Their conference room was packed with their security team as well as several people from their operations center, which I had requested. In many instances, the ops team is on the front line and often identifies and conducts the initial steps in handling security incidents.
At some point during the session, I started to talk about scammers. One trick that malicious people use is to acquire domain names that are similar to the site they are targeting. Since the client was a financial and their site contained personal information for hundreds of thousands of consumers, and was an attractive target. I first recommended they acquire or actively monitor all sound-alike and similar domains. For example, if their domain name is jacks.com, they should acquire or monitor jax.com and jaks.com.
Second, I recommended that all permutations of domains that could be mis-typed by users should be acquired or monitored as well; specifically, any combination of surrounding characters on the keyboard for each letter that makes up their domain name. For example, if their domain name is abc.com, they should monitor domains where the ‘A’ in abc.com is replaced with S, X, Z, W, and Q. If a company wanted to take it a step further, they would cover the immediate two surrounding characters on the keyboard as well. Should users mistype, which they often do, they should not be directed to a look-alike site that they would innocently offer their credentials.

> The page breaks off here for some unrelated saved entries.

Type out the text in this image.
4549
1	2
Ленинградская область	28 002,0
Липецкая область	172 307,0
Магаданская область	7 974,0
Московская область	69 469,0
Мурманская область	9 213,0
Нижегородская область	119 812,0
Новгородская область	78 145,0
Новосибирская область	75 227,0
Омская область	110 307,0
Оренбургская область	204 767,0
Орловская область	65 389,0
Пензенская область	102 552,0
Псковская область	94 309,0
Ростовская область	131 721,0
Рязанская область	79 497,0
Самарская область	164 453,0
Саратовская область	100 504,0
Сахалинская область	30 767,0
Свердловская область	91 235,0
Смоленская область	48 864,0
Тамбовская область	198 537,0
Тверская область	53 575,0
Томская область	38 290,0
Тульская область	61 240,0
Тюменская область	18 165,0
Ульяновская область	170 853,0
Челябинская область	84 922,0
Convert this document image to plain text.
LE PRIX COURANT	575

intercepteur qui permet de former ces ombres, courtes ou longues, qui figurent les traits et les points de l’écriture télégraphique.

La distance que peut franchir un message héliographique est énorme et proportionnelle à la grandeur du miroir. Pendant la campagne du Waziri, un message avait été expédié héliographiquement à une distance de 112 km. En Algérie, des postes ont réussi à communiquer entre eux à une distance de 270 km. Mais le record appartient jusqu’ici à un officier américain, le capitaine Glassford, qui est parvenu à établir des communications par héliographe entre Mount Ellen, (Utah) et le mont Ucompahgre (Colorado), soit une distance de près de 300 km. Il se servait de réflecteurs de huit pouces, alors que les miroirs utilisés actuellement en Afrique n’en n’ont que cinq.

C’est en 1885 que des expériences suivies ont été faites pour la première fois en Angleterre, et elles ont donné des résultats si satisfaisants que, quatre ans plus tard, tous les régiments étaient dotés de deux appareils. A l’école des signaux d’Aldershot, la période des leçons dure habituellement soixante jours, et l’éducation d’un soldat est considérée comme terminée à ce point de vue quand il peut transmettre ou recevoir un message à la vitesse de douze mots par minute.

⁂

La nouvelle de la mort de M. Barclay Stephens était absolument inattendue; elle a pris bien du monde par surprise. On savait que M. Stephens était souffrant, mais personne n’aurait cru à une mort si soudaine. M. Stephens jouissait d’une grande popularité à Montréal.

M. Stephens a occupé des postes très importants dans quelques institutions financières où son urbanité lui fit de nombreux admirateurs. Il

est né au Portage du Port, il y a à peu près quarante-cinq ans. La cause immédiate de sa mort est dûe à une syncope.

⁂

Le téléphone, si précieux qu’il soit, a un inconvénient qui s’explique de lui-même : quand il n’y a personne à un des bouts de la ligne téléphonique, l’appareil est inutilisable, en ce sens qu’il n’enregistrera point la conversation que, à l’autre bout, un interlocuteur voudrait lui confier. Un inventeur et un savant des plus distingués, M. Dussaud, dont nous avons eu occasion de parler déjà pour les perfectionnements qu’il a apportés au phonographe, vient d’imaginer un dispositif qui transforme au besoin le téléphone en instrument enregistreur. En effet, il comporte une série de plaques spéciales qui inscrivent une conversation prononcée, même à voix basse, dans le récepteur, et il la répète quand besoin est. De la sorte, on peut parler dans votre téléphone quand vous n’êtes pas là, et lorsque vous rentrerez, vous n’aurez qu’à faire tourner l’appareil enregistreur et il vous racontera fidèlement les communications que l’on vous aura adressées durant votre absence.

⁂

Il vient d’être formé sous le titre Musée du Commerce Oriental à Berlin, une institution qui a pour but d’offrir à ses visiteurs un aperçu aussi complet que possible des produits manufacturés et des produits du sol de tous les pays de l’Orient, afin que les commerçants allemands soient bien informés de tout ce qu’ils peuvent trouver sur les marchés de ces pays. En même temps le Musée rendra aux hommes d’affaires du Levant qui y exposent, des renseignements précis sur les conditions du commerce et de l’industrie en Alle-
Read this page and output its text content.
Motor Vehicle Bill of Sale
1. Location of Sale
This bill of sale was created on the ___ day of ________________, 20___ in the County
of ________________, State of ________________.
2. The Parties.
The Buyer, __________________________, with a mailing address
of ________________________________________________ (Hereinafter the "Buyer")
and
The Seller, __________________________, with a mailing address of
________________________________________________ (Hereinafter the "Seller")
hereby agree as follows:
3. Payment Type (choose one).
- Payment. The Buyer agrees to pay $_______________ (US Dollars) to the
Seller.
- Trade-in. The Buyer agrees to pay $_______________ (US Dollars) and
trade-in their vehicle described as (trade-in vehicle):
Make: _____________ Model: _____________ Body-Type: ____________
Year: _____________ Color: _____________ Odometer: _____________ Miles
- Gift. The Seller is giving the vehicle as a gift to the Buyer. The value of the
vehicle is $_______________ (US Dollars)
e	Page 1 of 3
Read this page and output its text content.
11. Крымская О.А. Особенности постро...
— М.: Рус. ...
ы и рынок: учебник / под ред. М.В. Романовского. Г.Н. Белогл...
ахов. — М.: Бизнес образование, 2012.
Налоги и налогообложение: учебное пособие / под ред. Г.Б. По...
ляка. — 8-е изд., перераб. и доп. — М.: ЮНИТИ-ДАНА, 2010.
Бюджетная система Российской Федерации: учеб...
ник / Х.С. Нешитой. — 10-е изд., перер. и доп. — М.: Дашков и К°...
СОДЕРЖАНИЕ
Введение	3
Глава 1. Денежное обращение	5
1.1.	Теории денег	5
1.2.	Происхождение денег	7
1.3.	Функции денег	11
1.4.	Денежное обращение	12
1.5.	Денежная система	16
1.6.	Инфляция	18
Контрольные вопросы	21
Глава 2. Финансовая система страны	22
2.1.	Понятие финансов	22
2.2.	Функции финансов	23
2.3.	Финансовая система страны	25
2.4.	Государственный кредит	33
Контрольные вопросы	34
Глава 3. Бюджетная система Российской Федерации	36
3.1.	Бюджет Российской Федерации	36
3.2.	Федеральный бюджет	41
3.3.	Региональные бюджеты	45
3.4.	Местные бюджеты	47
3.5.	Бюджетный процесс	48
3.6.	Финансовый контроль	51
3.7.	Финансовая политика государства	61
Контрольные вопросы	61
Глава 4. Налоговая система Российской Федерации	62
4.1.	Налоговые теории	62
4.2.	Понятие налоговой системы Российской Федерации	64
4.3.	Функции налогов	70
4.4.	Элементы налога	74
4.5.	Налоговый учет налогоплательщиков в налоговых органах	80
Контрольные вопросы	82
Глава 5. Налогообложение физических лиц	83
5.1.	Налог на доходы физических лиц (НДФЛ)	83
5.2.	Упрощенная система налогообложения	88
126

Third, I suggested that the plural version of the words included in their domain name should be acquired and monitored. As I was making this third point, I typed in the plural of their domain name – and their site showed up. I thought I had made a typo, that through muscle memory I had entered in their correct domain name. I double checked, and I had typed exactly what I intended to type – the incorrect, plural variant.
I was impressed. I thought to myself that they were ahead of me and had already acquired the plural domain and redirected it to their site. “Smart! You guys already got this?” I said to the group. I looked around the room and saw confused expressions all around. Finally, someone said, “I don’t think that we did – I’m pretty sure we didn’t.”
After a Dig on the Fully Qualified Domain Name (FQDN) and an MTR (a better traceroute) it became clear that the site was not theirs. It looked exactly like their site including the login page. However, it was not using their IP block nor any of their ISPs. It traced back to Las Vegas, Nevada.
Needless to say, the training session abruptly ended and became a real-life incident response. The organization’s executives, their general counsel, all security team members, and all IT managers and above joined an emergency meeting in the conference room. Anyone not on-site joined via conference bridge.
During the meeting, their sharp help-desk manager offered that he had seen an increase in the number of calls for password reset requests in the past two weeks. We started connecting the dots.
We came away from the meeting with several action items:
- We needed to determine if there was a compromise, and if so, how many users it impacted and its duration.
- The help-desk team set out to cross correlate password reset support calls and the date/time of failed authentication logins in their logs.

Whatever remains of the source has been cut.